Queen consort of Goryeo
- Tenure: ?–?
- Predecessor: Queen Yongmok
- Successor: Queen Inye
- Spouse: Munjong of Goryeo

Posthumous name
- Inpyeong (인평, 仁平; "Benevolent and Peaceful")
- House: Ansan Kim (official); Wang (agnatic and by marriage);
- Father: Hyeonjong of Goryeo
- Mother: Queen Wonseong
- Religion: Buddhism

= Queen Inpyeong =

Queen Inpyeong of the Ansan Kim clan was a Goryeo princess as the first and oldest daughter of King Hyeonjong and Queen Wonseong, also the first younger sister of King Deokjong and King Jeongjong who became a queen consort through her marriage with her half older brother, King Munjong as his first and primary wife.

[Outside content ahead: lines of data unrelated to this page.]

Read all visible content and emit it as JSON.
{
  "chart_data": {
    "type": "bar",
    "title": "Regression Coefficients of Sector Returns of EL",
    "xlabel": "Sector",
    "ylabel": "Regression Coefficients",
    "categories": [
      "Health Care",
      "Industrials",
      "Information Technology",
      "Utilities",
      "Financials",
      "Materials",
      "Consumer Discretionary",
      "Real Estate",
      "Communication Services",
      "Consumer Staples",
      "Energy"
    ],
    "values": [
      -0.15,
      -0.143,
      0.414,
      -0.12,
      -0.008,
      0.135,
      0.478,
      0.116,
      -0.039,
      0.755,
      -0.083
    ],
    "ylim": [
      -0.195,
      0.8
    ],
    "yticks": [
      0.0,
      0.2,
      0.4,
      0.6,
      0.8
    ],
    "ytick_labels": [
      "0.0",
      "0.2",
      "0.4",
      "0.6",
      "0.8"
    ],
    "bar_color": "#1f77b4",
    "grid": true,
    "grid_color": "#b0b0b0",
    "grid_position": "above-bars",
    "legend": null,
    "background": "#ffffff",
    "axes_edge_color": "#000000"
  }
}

She was the tenth Goryeo queen who took her maternal surname after Queen Gyeongseong, her half-sister.

==Family==
- Father: Hyeonjong of Goryeo
- Mother: Queen Wonseong
    - Older brother: Deokjong of Goryeo
    - Older brother: Jeongjong of Goryeo
    - Younger sister: Princess Gyeongsuk (경숙공주)
- Husband and half-brother: Munjong of Goryeo – No issue.